Well here is how I do it. A photo montage if you will of the calculations, measuring and researching of a Scully soup. I chose something very easy so as not to make it too confusing. That and I was really craving split pea soup. It's one of my favourites. It really only has 4 ingredients that need to be accounted for. My version is vegetarian but adjustments could be made otherwise. Anything that can be made in the slowcooker is a winner for me!

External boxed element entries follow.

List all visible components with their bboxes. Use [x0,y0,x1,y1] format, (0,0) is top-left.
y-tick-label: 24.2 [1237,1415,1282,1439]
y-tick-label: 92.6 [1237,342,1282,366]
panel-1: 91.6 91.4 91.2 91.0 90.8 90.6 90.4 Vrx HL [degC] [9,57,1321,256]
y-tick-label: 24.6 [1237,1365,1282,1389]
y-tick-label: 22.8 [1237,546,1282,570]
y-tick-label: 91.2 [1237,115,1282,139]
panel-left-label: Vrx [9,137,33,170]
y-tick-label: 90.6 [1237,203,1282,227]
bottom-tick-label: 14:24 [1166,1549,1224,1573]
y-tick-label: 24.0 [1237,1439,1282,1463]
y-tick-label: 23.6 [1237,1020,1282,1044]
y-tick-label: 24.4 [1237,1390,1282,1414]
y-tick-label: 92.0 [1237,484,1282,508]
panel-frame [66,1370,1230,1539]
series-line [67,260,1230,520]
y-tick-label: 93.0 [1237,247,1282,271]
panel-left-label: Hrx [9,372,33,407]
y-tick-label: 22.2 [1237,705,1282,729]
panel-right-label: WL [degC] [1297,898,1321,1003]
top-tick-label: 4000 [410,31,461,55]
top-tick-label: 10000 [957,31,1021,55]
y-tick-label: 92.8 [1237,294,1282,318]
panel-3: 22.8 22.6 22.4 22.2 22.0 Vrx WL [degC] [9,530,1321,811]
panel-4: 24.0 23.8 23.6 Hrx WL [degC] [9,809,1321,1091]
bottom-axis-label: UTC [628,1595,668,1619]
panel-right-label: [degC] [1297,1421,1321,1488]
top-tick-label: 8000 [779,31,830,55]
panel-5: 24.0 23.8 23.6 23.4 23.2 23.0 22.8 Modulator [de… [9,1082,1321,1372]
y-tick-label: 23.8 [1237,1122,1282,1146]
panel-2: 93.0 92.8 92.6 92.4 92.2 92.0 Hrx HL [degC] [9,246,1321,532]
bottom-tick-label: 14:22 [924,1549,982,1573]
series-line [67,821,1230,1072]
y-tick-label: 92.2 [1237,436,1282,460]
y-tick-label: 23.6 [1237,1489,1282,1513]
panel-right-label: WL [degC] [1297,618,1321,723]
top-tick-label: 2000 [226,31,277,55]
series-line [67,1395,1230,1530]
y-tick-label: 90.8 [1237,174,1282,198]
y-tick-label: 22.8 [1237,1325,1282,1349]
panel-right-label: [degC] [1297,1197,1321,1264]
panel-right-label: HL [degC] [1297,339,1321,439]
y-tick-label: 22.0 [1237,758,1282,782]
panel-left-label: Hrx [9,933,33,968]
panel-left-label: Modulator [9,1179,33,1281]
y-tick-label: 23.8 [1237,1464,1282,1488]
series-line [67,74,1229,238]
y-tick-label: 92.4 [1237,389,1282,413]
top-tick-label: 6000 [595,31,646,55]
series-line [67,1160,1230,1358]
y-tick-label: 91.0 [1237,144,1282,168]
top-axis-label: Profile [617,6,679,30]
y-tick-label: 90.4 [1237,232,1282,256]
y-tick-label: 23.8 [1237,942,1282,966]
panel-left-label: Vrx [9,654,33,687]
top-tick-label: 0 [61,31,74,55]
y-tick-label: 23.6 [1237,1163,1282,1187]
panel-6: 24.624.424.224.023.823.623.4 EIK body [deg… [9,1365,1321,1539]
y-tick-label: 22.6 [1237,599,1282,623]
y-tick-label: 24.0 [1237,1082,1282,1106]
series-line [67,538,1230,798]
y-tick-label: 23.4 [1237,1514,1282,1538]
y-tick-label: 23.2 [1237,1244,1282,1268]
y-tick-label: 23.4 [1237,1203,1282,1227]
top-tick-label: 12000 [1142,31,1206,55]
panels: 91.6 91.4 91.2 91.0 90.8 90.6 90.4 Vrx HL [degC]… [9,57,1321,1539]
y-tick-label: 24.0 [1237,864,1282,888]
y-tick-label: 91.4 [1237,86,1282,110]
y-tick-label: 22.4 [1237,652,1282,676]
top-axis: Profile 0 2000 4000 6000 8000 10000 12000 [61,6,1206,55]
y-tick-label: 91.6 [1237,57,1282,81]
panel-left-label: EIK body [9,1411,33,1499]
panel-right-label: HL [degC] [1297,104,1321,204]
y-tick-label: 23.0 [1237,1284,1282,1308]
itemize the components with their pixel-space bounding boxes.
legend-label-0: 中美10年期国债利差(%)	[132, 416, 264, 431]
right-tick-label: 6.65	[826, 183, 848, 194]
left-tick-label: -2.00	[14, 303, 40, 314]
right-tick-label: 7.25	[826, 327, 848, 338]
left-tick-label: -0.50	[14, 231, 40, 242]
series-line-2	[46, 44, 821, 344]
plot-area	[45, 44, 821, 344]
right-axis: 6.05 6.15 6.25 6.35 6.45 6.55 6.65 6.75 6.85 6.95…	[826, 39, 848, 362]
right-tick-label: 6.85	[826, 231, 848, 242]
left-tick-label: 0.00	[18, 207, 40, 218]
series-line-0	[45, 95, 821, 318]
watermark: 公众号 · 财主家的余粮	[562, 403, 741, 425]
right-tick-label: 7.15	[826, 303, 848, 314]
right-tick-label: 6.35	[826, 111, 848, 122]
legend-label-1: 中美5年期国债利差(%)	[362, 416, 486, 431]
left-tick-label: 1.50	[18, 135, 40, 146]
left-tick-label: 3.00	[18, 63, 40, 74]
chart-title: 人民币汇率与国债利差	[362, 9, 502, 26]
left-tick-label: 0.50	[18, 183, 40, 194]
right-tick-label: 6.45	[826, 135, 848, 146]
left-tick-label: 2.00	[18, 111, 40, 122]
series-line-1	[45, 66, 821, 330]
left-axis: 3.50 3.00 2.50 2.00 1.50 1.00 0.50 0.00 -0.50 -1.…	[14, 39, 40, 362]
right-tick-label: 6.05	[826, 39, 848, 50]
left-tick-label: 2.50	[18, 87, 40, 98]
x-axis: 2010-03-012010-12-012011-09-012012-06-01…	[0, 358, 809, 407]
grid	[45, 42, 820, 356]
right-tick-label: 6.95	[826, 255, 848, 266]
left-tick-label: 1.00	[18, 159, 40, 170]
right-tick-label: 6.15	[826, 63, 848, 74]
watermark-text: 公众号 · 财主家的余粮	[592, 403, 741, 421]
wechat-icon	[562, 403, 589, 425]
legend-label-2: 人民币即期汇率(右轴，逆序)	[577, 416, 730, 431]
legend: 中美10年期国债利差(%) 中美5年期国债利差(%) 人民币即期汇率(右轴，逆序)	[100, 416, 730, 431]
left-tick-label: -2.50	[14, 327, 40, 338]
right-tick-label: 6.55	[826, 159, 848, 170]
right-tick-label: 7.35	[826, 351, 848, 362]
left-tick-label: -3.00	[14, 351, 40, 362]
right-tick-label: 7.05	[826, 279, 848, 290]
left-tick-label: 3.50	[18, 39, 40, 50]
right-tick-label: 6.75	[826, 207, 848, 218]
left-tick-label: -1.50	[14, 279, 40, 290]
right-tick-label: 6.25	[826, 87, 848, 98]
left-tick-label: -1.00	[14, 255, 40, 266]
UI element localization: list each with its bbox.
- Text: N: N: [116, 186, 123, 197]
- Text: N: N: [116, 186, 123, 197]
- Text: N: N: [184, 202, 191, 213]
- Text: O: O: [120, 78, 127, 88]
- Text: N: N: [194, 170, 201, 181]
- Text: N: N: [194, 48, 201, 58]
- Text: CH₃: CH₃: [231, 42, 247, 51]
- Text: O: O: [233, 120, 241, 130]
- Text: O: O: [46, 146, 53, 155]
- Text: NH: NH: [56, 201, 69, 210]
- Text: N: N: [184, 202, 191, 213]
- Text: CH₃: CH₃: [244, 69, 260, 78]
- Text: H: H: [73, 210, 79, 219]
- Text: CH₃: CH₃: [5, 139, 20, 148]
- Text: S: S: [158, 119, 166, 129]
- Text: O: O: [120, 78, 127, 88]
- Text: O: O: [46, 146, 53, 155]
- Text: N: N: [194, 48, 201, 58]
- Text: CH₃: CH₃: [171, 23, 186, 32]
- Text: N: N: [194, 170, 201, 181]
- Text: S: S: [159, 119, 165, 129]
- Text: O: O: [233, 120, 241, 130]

First step is finding out how much liquid my slowcooker holds. I begin by pouring a litre of water in and then measuring it with a ruler (or in my case a tape measure because I don't have a ruler in the house). My preliminary findings are that for every litre of water it is approximately 3/4" deep. This will allow me to calculate the total per cup of soup in the end.
2 large chopped carrots
4 chopped celery stalks
1 medium onion chopped
3 cups green split peas
half a bulb of garlic minced (or more, I like a lot of garlic)
Oregano, thyme, sea salt and lots of ground black pepper
12 cups of water
Next, chopping and weighing separately for each vegetable. I go to my trusty websites for contents of said vegetables. My two favourite sites are Nutrition Data and Carb Counter. These sites list the carbs and fibre per 100g of weight. I find it much more inaccurate to calculate food by weight.
Finally when the soup is done I stick my tape measure in and determine that I have approximately 3.5" of liquid volume. I consult my water measurements from the beginning to find there is 17 cups of soup in 3.5". I then take my total carbs and total fibre and divide it by 17.
Ergo there are 25g of carbs and 10g of fibre per cup of soup. Split peas are loaded with fibre.
NOW... I can enjoy and be confident and comfortable knowing that my blood sugar is not going to take a ride on a rollercoaster. I save the rest for a week of home made split pea soup for lunch.